Propaganda im Spiegel – Wenn Überschrift und Artikel nicht zusammen passen

Ich habe schon mehrmals darauf hingewiesen, dass es bei den Medien einen Wettstreit geben muss, wer es schafft, schlecht über Trump zu berichten, auch wenn es eigentlich nichts zu berichten gibt. Heute legt der Spiegel nach und es macht Spaß, diesen wirklich primitiven aber trotzdem wirksamen Versuch der Lesermanipulation zu analysieren.
Die Spiegel-ÜberschriftTrumps Anwalt: „Wahrheit ist nicht Wahrheit“, sagt Rudolph Giuliani“ ist für das Ziel gut gewählt und suggeriert, Trumps Anwalt versuche die Wahrheit zu verdrehen. Was soll man da erst von seinem Mandanten Trump erwarten? Dieser Eindruck wird so oder so ähnlich beim Leser erweckt. Dazu noch ein besonders grimmiges Bild von Giuliani – und fertig ist der gewollt negative Gesamteindruck.
Was war passiert? Giuliani war in einer TV-Sendung interviewt worden und er sagte in einem Satz „Wahrheit ist nicht Wahrheit.“, versuchte aber fortzufahren und zu erläutern, was er meinte. Dazu kam es nicht, denn anstatt ihn erläutern zu lassen, was er meinte, unterbrach ihn der Moderator und fragte „Wahrheit ist nicht Wahrheit?“ und ließ ihn nicht ausreden. Der Satz, völlig aus dem Zusammenhang gerissen, war gefallen.
Erst am Ende des Artikels kann man auch im Spiegel lesen: „Im weiteren Verlauf des Gesprächs wurde dann noch etwas klarer, dass Rudy Giuliani darauf anspielte, dass bei solchen Verfahren oft Aussage gegen Aussage stehe: „Donald Trump sagt, ich habe nicht über (ex-Sicherheitsberater Michael) Flynn mit (ex-FBI-Chef James) Comey gesprochen. Und Comey sagt: Das haben Sie“. Wem werde der enge Comey-Freund Mueller dann wohl glauben, fragte Giuliani rhetorisch.

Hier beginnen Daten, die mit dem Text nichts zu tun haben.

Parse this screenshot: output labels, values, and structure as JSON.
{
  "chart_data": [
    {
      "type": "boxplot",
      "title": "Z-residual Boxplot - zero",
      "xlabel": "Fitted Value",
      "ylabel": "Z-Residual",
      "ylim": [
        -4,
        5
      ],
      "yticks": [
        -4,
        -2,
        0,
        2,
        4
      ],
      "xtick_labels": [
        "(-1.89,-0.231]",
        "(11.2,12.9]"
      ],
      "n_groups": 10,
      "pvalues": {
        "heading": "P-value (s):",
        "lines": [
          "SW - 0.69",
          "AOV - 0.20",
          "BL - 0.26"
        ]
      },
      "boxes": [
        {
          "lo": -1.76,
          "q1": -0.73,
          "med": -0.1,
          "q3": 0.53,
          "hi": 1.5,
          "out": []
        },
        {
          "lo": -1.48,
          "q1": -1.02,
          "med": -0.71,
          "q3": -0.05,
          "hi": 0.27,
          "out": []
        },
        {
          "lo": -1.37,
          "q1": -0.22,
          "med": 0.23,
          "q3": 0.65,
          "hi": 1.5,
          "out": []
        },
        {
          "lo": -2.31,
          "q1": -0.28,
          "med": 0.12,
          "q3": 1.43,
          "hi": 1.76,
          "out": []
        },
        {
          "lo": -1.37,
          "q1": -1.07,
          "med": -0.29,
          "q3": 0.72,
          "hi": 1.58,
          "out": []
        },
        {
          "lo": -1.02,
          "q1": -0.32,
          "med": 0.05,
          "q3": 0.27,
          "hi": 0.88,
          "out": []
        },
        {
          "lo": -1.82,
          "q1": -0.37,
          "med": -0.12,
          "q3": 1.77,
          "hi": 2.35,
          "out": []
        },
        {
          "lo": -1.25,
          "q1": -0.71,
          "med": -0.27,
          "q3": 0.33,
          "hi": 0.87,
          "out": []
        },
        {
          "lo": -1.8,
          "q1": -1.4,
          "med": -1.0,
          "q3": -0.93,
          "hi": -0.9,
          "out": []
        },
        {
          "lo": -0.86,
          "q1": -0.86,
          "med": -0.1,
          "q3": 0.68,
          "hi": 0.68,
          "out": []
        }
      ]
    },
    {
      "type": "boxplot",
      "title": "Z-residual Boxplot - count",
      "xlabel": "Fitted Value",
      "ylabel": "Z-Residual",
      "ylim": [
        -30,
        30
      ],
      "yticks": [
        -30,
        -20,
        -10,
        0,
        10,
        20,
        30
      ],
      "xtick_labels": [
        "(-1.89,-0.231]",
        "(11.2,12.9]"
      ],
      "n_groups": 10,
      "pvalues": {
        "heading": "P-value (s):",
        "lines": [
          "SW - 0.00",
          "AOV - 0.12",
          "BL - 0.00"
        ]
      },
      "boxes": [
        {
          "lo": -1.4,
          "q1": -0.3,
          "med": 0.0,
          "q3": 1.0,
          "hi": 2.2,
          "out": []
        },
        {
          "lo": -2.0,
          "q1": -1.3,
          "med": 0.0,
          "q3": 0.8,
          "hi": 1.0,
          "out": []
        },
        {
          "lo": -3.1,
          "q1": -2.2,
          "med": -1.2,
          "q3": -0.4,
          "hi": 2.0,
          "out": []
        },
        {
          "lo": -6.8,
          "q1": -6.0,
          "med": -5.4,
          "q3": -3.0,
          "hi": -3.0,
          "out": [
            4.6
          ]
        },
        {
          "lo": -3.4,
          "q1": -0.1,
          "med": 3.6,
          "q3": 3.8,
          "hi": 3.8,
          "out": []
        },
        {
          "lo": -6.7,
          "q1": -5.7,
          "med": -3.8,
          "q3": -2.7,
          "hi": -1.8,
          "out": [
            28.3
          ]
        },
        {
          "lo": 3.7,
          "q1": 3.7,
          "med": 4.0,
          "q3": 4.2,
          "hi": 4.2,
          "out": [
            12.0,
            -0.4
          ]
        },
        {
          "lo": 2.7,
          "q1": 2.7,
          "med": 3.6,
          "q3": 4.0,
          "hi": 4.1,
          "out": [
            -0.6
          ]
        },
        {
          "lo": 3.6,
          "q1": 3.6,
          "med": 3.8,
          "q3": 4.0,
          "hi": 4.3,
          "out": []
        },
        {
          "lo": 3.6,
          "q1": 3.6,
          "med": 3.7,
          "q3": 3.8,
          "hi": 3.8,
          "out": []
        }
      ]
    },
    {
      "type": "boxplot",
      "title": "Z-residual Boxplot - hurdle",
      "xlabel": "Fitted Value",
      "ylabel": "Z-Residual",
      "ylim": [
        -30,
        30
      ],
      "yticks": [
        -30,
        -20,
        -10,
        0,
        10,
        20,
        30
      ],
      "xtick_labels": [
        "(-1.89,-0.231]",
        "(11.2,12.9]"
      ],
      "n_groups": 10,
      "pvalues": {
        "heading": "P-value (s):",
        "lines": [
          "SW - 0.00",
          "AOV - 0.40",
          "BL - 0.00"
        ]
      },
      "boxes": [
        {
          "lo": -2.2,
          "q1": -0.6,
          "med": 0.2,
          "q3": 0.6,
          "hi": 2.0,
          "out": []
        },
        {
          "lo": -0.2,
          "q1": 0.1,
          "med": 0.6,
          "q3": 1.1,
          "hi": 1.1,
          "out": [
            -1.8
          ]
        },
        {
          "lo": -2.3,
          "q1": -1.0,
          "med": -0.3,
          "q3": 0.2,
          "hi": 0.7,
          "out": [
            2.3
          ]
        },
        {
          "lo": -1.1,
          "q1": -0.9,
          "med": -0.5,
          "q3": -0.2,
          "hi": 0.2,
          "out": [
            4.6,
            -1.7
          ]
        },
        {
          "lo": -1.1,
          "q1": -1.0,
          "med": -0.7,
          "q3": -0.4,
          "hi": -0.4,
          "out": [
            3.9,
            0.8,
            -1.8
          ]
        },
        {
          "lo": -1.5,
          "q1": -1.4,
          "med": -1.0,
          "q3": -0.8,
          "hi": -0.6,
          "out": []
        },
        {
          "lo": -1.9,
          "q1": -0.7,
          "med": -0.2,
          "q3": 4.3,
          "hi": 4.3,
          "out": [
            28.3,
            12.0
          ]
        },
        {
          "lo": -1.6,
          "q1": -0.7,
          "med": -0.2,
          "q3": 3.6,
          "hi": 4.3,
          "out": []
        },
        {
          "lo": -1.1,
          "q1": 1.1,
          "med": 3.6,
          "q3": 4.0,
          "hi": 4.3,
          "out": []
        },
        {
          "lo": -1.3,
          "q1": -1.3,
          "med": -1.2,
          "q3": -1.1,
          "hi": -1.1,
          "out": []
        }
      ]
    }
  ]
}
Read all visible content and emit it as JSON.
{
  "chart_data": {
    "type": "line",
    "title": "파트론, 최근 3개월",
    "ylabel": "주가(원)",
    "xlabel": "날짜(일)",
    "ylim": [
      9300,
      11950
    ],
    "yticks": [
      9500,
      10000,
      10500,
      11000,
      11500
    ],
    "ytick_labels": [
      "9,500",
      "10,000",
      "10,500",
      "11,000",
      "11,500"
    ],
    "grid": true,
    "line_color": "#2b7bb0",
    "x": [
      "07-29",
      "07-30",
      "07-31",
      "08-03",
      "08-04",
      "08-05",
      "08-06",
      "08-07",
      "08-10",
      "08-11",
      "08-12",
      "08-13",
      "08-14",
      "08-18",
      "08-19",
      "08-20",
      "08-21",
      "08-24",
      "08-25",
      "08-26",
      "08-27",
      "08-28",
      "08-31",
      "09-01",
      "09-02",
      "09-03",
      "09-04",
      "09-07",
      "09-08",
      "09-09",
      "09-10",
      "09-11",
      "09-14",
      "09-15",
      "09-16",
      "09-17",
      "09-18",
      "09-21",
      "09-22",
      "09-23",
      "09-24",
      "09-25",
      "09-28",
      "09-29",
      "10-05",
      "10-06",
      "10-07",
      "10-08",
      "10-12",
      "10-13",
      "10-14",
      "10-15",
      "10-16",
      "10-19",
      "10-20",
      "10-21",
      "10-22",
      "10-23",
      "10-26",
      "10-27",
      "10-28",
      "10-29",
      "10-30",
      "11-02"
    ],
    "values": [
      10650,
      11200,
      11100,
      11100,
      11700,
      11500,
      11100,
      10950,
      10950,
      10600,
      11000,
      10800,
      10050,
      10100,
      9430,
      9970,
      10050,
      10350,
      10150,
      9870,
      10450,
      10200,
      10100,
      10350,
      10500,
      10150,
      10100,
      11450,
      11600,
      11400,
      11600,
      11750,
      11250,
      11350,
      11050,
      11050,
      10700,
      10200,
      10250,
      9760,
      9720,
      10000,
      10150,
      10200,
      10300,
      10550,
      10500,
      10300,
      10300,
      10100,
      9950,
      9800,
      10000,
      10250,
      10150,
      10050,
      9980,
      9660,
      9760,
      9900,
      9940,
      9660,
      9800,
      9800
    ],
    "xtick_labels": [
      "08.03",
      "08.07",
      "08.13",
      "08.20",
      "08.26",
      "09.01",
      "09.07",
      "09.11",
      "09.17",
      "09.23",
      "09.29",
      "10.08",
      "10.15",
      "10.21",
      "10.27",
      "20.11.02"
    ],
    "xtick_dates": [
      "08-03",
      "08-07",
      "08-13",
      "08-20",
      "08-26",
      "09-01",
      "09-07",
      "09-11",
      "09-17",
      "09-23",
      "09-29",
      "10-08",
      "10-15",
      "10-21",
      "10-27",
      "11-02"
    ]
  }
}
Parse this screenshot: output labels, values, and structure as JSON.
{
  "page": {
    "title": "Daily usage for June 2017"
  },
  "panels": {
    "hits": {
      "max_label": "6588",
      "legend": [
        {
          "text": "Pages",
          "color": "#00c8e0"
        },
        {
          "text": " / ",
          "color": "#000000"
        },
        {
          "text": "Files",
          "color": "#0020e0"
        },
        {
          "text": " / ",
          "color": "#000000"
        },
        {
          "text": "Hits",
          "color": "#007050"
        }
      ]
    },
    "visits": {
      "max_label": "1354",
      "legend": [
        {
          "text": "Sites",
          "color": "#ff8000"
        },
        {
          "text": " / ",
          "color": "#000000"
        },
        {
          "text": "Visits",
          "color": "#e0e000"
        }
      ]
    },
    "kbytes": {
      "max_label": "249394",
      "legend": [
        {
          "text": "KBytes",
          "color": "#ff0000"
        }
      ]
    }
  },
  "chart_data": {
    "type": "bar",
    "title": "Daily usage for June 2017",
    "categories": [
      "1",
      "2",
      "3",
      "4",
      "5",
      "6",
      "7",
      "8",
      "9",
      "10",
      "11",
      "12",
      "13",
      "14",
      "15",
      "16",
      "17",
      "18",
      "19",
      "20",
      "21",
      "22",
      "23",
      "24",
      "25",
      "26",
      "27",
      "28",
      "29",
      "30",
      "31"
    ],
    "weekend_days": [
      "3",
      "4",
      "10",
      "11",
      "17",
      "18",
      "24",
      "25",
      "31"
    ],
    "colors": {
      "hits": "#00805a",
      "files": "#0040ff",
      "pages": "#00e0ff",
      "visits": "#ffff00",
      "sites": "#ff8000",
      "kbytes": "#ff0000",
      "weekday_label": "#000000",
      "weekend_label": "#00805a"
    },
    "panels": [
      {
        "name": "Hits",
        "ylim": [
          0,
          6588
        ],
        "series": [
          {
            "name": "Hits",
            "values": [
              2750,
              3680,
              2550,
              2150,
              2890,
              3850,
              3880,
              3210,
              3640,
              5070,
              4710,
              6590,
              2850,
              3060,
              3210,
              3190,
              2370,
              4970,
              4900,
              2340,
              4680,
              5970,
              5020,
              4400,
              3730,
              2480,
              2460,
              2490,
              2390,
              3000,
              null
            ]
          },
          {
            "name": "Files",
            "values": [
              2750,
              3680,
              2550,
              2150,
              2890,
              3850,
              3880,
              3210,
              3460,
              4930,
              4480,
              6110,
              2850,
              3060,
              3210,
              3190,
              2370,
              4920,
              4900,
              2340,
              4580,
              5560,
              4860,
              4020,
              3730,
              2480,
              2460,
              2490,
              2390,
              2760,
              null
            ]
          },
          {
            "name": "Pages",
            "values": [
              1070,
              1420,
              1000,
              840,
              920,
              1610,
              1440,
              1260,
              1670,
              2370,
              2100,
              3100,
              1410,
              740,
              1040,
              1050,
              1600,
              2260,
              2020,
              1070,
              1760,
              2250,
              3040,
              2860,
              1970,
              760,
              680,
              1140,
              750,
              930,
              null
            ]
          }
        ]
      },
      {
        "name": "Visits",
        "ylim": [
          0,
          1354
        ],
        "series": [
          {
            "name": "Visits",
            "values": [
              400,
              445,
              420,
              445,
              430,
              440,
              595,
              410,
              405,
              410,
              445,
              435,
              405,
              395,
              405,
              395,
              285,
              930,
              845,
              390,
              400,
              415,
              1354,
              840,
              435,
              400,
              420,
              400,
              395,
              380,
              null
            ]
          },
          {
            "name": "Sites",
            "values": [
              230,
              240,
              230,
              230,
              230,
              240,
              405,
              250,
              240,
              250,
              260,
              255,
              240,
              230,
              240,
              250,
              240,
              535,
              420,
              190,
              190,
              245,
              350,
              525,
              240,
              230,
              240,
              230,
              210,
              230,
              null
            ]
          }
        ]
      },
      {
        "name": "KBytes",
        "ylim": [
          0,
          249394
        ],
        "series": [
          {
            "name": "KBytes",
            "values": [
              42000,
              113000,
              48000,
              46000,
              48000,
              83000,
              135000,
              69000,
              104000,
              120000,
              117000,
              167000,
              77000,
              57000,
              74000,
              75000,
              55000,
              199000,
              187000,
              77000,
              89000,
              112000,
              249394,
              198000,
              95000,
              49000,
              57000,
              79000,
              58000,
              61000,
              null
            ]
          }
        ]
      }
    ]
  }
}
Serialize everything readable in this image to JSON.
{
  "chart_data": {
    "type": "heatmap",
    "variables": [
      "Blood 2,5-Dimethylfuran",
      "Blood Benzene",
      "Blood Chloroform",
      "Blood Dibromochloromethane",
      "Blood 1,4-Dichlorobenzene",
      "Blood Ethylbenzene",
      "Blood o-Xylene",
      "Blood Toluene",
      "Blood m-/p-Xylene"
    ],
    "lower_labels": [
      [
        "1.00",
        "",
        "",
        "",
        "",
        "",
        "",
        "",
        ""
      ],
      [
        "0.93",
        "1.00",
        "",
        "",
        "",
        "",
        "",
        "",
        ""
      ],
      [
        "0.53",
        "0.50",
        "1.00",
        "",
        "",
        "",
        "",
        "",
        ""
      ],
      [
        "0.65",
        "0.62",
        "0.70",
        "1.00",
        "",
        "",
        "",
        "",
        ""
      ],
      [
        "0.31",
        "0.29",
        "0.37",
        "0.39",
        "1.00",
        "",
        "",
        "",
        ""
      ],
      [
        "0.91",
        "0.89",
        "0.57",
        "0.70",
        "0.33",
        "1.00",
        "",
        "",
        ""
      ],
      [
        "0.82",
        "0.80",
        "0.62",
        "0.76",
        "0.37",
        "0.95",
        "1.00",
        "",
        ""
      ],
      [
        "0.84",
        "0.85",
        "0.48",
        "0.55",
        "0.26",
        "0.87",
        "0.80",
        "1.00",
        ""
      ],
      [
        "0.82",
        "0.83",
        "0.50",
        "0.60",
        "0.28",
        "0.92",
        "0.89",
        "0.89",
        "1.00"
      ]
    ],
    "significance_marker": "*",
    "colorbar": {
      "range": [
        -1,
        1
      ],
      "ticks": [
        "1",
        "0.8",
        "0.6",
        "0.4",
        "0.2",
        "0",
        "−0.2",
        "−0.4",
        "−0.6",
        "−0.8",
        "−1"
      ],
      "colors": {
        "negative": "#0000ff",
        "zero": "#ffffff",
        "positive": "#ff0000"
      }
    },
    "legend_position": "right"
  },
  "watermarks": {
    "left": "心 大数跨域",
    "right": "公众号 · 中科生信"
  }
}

Giuliani sagte und tat also etwas sehr vernünftiges in seiner Position als Anwalt. Er rät seinem Mandanten von einer Aussage ab, weil dieser schnell wegen Meineid angeklagt werden kann. Und zwar einfach, weil Aussage gegen Aussage stehen würde und der erklärte Gegner Trumps in seiner Position als Ankläger natürlich nicht Trump glauben würde. Und so könnte Sonderermittler Mueller eine Anklage wegen Meineid erheben. Gut möglich, dass diese dann abgeschmettert würde, aber für eine gewisse Zeit würde eine Anklage wegen Meineids gegen den US-Präsidenten die Schlagzeilen beherrschen. Dazu kann kein Anwalt seinem Mandanten raten.
Und im US-Rechtssystem geht es etwas anders zu, als in Deutschland. In Deutschland soll ein Staatsanwalt neutral sein und nur dann Anklage erheben, wenn er objektiv von der Schuld des Angeklagten überzeugt ist. In den USA ist es anders, der Staatsanwalt soll seine Fälle gewinnen, selbst wenn er die Angeklagten für unschuldig hält. Dort geht es zwischen Anklage und Verteidigung nur ums Gewinnen und man hofft, dass das Gericht die Wahrheit findet. Bei Geschworenengerichten, die nicht immer nach dem Gesetz sondern auch schon mal nach dem Gefühl entscheiden, ist das eine zweifelhafte Aussicht im Falle eines Prozesses gegen Trump. Die Debatte pro- und contra-Trump ist in den USA so emotionalisiert, dass Geschworene fast sicher emotional entscheiden. Und das ist wie Lotterie.
Also hat Giuliani etwas sehr vernünftiges gesagt. Aber wie wird es im Spiegel dargestellt? Und passt die Überschrift „Trumps Anwalt :“Wahrheit ist nicht Wahrheit““ zu den tatsächlichen Ereignissen?
Die meisten Leser blättern nur durch die Überschriften. Und bei diesen Lesern ist die im Bewusstsein ankommende Botschaft eindeutig: Trump lügt sowieso. Und selbst wer den Artikel liest, muss dies aufmerksam und bis zum Ende tun, um die tatsächlichen Geschehnisse zu lesen. Bis dahin ist jedoch die gewünschte Botschaft bereits im Gehirn verankert und ob der erklärende Absatz am Ende des Artikels tatsächlich den vorher provozierten Eindruck revidiert, ist fraglich.
So funktioniert Propaganda gemäß Lehrbuch.